With a new album on the horizon DJ Shadow drops a short, four track EP to get us warmed up for whats ahead. It sparked my interested thanks to its guest features, the legendary Nas of Queensbridge and new blood Danny Brown who both drop strong verses on their respected tracks, the chemistry between Shadow and his featured rappers is an interesting aspect for a reasonable set of Hip Hop instrumentals, with only the closer "Corridors" providing some genuine impressions of notoriety.

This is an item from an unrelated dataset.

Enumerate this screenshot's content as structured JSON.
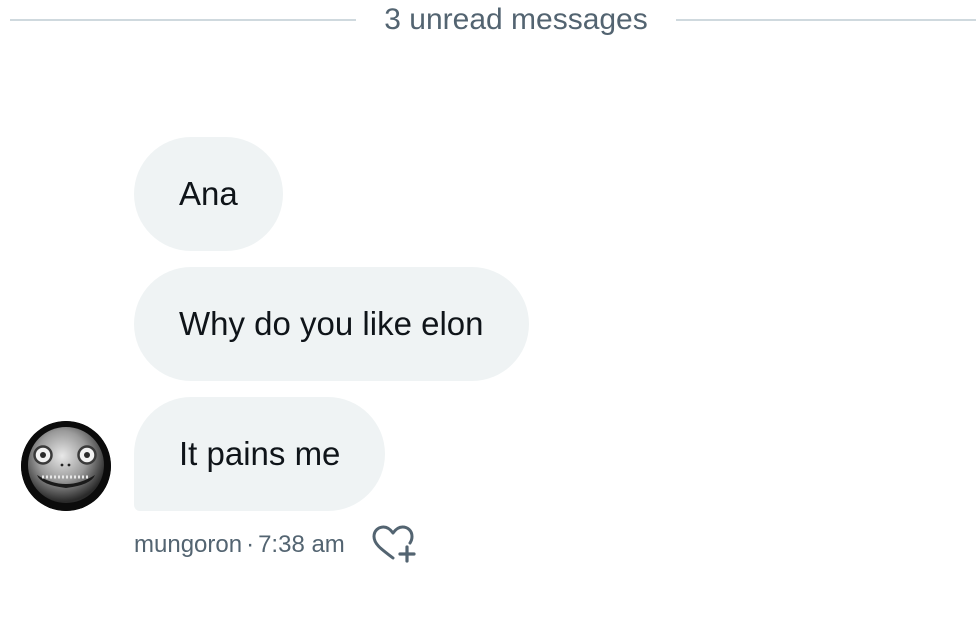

"Systematic", possibly a play on Illmatic, has Nas breaking down the self serving nature of the dominant power structure that governs our western society, then using it metaphorically for self affirming rhymes. Shadow deploys a relatively comfortable beat for the 90s era rapper with Boombap beats and a plucked guitar groove that gets expansive in the chorus with a range of colliding laser like samples and upfront vinyl scratching. Its got energy and charisma, its own sound but nothing special. "Horror Show" steps out of the comfort zone to accommodate Brown's persona with off-kilt beats that dizzy with seemingly two overlapping grooves playing off one another. Action effects stack up in the spaces between while evil super villain synths clime the notes to ascension. The tone is slightly manic but I can't help but feel the drum sampling would of benefited from something slicker and modern.

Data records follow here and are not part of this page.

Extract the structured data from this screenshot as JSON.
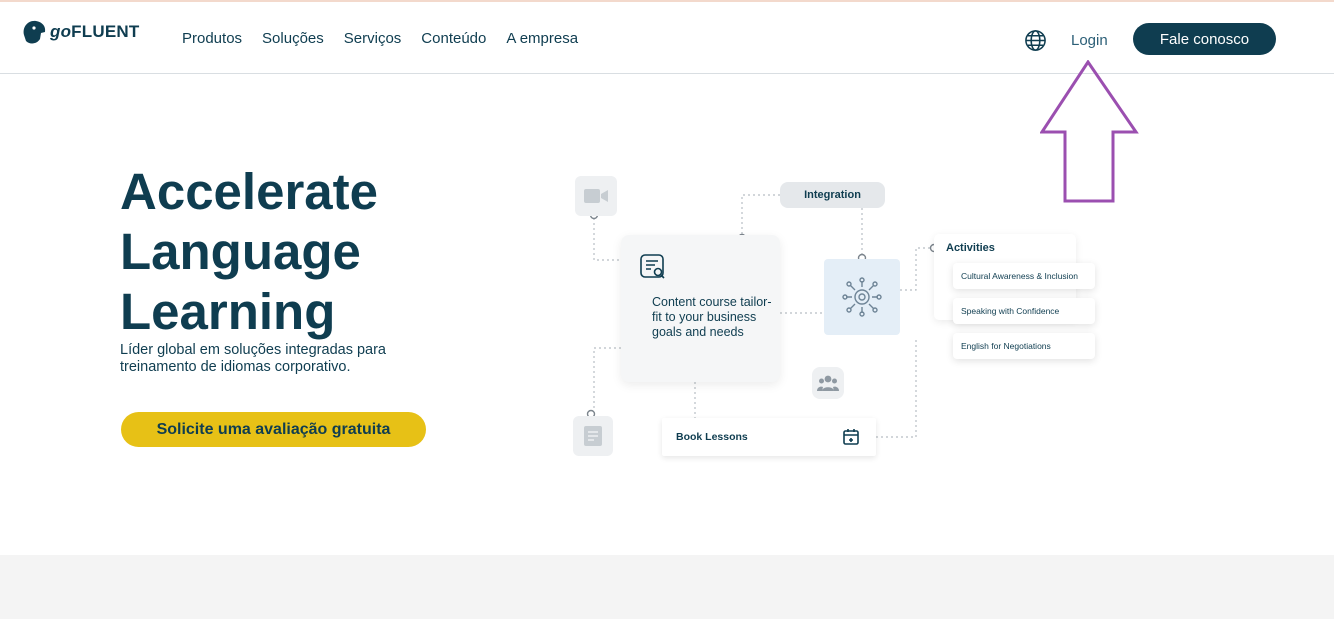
{
  "header": {
    "logo": {
      "prefix": "go",
      "name": "FLUENT"
    },
    "nav": [
      "Produtos",
      "Soluções",
      "Serviços",
      "Conteúdo",
      "A empresa"
    ],
    "login_label": "Login",
    "contact_label": "Fale conosco",
    "icons": {
      "language": "globe-icon"
    }
  },
  "hero": {
    "title_lines": [
      "Accelerate",
      "Language",
      "Learning"
    ],
    "subtitle": "Líder global em soluções integradas para treinamento de idiomas corporativo.",
    "cta_label": "Solicite uma avaliação gratuita"
  },
  "diagram": {
    "integration_label": "Integration",
    "content_card_text": "Content course tailor-fit to your business goals and needs",
    "activities_title": "Activities",
    "activities": [
      "Cultural Awareness & Inclusion",
      "Speaking with Confidence",
      "English for Negotiations"
    ],
    "book_lessons_label": "Book Lessons",
    "icons": [
      "video-icon",
      "document-icon",
      "content-icon",
      "gear-network-icon",
      "group-icon",
      "calendar-icon"
    ]
  },
  "annotation": {
    "type": "up-arrow",
    "color": "#9b4fb0"
  },
  "colors": {
    "brand": "#0f3d50",
    "accent": "#e7c116",
    "annotation": "#9b4fb0"
  }
}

"Good News" feels like an experiment left unfinished, a spasm of drum kicks and snares messing around with time signatures seem to lack any groove. The glitched manipulation of samples may be reminiscent of IGORRR but it has no pzazz. "Corridors" is the albums best as a progressive song that builds up its atmospheric synths to meet a hard thudding bass kick decorated in reversed samples and lavished with layers of noisy sampling that increases in intensity to break into a calm moment that brings us back with a crescendo string section that doesn't really climax the song and then the needle skips, stutters and were out. Interesting listen but very little here to return to.